Wolf Christian, Bergmann Tiest Wouter M, Drewing Knut
Experimental Psychology, Justus-Liebig-University Giessen, Giessen, Germany.
Experimental and Biological Psychology, Philipps-University Marburg, Marburg, Germany.
PLoS One. 2018 Feb 15;13(2):e0190624. doi: 10.1371/journal.pone.0190624. eCollection 2018.
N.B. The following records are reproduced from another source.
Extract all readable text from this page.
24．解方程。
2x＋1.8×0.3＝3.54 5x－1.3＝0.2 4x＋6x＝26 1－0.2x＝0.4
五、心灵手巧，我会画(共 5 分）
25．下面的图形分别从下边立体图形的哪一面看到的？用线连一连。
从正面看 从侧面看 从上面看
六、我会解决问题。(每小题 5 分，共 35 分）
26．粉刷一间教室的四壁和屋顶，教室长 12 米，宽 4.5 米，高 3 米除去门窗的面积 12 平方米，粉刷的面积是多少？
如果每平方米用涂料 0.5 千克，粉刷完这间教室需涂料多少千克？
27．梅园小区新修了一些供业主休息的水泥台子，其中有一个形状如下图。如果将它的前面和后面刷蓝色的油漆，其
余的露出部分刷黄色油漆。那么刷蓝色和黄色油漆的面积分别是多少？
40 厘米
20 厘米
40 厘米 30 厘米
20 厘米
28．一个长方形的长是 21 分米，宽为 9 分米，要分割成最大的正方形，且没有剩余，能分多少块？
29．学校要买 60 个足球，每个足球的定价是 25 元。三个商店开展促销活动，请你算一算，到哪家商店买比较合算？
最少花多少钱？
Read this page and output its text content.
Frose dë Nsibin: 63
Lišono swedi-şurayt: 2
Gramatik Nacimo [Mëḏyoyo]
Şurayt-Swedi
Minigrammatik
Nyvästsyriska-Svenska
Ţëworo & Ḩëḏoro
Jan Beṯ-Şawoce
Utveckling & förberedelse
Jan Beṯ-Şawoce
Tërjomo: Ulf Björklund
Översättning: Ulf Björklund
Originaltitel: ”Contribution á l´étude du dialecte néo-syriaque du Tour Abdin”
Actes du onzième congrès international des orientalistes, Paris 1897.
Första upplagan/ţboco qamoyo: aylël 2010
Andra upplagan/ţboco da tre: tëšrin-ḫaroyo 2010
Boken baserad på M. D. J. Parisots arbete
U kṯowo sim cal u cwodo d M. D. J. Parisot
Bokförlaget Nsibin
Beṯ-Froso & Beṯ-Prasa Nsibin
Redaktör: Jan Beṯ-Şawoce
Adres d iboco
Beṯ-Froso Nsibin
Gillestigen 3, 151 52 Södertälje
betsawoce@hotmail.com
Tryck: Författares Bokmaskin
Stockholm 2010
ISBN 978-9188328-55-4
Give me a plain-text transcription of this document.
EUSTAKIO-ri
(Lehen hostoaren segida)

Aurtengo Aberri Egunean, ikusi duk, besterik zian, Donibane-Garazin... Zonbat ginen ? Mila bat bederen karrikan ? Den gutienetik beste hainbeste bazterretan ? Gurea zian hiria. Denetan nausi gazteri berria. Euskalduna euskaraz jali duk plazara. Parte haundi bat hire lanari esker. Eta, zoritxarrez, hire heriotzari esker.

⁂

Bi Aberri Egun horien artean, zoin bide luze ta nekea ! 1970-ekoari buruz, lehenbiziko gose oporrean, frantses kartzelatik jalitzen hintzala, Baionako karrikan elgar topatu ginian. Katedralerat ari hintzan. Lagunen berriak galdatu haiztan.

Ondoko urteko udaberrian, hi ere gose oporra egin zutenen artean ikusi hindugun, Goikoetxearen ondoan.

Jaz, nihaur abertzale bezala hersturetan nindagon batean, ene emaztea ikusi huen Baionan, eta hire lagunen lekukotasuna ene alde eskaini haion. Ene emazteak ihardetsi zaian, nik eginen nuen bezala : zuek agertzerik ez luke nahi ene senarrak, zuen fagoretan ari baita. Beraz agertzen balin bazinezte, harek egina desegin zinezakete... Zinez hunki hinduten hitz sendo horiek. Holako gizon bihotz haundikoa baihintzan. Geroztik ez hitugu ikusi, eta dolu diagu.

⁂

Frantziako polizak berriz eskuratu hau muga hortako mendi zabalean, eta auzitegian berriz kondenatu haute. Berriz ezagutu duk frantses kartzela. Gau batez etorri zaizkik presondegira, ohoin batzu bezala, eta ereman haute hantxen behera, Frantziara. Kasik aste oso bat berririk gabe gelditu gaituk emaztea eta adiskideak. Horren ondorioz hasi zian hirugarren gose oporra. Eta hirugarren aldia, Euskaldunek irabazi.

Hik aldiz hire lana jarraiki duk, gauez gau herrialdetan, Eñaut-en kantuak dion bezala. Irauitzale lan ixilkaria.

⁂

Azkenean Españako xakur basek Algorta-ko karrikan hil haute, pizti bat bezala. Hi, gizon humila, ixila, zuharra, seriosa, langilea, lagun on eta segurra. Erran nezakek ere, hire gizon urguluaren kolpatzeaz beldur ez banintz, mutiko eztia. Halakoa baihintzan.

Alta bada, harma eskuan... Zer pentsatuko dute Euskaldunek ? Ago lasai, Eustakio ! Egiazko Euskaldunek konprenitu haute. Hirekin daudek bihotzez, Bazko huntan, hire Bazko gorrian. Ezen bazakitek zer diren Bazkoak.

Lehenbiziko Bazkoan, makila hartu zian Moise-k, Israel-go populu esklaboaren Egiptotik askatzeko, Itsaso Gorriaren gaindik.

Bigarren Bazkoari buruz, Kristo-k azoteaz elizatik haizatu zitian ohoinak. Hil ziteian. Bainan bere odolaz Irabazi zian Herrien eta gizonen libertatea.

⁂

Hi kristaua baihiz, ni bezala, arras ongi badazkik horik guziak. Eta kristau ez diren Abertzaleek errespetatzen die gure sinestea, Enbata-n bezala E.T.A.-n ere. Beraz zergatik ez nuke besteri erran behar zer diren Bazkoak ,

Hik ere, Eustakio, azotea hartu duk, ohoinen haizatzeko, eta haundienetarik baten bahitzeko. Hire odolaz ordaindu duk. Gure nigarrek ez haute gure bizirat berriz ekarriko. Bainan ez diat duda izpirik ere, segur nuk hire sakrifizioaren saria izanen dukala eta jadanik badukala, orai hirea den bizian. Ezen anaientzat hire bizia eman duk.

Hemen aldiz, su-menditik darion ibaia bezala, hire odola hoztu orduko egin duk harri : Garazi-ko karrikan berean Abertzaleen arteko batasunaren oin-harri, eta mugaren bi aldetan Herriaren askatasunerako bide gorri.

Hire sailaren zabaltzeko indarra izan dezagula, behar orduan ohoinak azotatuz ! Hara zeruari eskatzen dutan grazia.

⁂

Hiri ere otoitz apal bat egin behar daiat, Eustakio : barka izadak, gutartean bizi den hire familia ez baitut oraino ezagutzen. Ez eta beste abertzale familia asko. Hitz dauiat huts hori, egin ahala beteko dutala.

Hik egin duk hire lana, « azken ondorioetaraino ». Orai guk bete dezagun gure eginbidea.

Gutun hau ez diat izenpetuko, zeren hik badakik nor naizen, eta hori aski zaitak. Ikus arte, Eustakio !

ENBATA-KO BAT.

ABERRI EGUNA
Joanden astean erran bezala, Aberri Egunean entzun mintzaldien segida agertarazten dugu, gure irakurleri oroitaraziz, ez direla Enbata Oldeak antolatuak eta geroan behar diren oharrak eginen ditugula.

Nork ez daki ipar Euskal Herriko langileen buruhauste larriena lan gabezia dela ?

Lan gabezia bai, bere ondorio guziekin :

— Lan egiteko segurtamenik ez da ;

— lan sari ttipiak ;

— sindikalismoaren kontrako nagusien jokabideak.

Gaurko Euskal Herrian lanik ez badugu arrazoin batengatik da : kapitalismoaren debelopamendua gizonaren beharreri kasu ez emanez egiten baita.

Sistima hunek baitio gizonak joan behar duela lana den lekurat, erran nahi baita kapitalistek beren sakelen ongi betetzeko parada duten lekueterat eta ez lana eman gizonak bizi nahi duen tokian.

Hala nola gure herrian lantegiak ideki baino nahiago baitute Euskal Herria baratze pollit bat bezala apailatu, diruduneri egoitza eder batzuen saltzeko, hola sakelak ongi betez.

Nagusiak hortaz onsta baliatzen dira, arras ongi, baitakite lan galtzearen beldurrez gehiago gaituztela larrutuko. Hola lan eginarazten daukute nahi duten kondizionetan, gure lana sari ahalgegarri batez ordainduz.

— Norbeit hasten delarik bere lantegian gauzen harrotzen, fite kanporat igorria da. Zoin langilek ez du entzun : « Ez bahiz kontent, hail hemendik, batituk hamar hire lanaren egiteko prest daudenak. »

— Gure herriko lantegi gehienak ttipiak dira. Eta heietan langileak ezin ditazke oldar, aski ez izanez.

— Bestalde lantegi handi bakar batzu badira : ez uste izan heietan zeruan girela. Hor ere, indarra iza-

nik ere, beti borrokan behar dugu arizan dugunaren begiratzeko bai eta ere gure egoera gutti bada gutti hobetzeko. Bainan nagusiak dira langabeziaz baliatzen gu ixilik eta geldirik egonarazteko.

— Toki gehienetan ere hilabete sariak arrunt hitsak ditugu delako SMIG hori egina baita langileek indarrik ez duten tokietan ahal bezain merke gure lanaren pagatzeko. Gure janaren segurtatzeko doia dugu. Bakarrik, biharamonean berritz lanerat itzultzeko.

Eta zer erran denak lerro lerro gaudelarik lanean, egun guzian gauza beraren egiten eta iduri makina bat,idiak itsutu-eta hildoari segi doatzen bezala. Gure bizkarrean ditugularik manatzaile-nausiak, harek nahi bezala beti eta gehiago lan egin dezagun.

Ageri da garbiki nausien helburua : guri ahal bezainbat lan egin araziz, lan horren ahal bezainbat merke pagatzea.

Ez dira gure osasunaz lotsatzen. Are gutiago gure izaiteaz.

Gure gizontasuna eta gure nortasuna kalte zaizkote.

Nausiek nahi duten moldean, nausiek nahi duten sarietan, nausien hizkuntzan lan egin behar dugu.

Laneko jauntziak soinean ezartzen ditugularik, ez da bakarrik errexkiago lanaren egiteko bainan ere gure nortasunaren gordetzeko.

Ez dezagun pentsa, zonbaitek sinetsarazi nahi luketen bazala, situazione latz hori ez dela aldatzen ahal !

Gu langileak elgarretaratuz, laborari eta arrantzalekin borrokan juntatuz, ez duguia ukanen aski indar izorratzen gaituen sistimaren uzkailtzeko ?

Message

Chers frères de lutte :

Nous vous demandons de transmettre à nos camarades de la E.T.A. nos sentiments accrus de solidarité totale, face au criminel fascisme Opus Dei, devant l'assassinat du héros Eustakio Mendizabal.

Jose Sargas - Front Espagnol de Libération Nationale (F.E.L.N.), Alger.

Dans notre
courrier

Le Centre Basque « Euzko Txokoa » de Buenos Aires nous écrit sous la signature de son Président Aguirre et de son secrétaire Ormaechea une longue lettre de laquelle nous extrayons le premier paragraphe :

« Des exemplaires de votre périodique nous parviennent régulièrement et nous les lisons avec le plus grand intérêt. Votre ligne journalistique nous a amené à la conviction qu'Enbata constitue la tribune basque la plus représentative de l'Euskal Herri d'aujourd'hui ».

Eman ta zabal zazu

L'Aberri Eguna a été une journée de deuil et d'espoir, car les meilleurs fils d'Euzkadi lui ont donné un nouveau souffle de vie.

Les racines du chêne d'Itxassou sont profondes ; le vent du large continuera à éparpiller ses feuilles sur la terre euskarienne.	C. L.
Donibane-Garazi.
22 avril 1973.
When judging the heaviness of two objects with equal mass, people perceive the smaller and denser of the two as being heavier. Despite the large number of theories, covering bottom-up and top-down approaches, none of them can fully account for all aspects of this size-weight illusion and thus for human heaviness perception. Here we propose a new maximum-likelihood estimation model which describes the illusion as the weighted average of two heaviness estimates with correlated noise: One estimate derived from the object's mass, and the other from the object's density, with estimates' weights based on their relative reliabilities. While information about mass can directly be perceived, information about density will in some cases first have to be derived from mass and volume. However, according to our model at the crucial perceptual level, heaviness judgments will be biased by the objects' density, not by its size. In two magnitude estimation experiments, we tested model predictions for the visual and the haptic size-weight illusion. Participants lifted objects which varied in mass and density. We additionally varied the reliability of the density estimate by varying the quality of either visual (Experiment 1) or haptic (Experiment 2) volume information. As predicted, with increasing quality of volume information, heaviness judgments were increasingly biased towards the object's density: Objects of the same density were perceived as more similar and big objects were perceived as increasingly lighter than small (denser) objects of the same mass. This perceived difference increased with an increasing difference in density. In an additional two-alternative forced choice heaviness experiment, we replicated that the illusion strength increased with the quality of volume information (Experiment 3). Overall, the results highly corroborate our model, which seems promising as a starting point for a unifying framework for the size-weight illusion and human heaviness perception.
在判断两个质量相等的物体的重量时,人们会觉得两个物体中较小且密度较大的那个更重。尽管有大量涵盖自下而上和自上而下方法的理论,但没有一个能完全解释这种大小-重量错觉的所有方面,因而也无法完全解释人类的重量感知。在此,我们提出一种新的最大似然估计模型,该模型将这种错觉描述为两个带有相关噪声的重量估计值的加权平均值:一个估计值源自物体的质量,另一个源自物体的密度,估计值的权重基于它们的相对可靠性。虽然关于质量的信息可以直接感知,但关于密度的信息在某些情况下首先必须从质量和体积中推导出来。然而,根据我们的模型,在关键的感知层面,重量判断将受到物体密度的影响,而非其大小。在两个量级估计实验中,我们测试了该模型对视觉和触觉大小-重量错觉的预测。参与者拿起质量和密度各异的物体。我们还通过改变视觉(实验1)或触觉(实验2)体积信息的质量来改变密度估计的可靠性。正如预测的那样,随着体积信息质量的提高,重量判断越来越偏向物体的密度:相同密度的物体被认为更相似,而大物体被认为比相同质量的小(密度大)物体越来越轻。这种感知到的差异随着密度差异的增加而增大。在另一个二选一的重量强制选择实验中,我们再次验证了错觉强度随着体积信息质量的提高而增加(实验3)。总体而言,结果高度证实了我们的模型,该模型有望成为统一大小-重量错觉和人类重量感知框架的起点。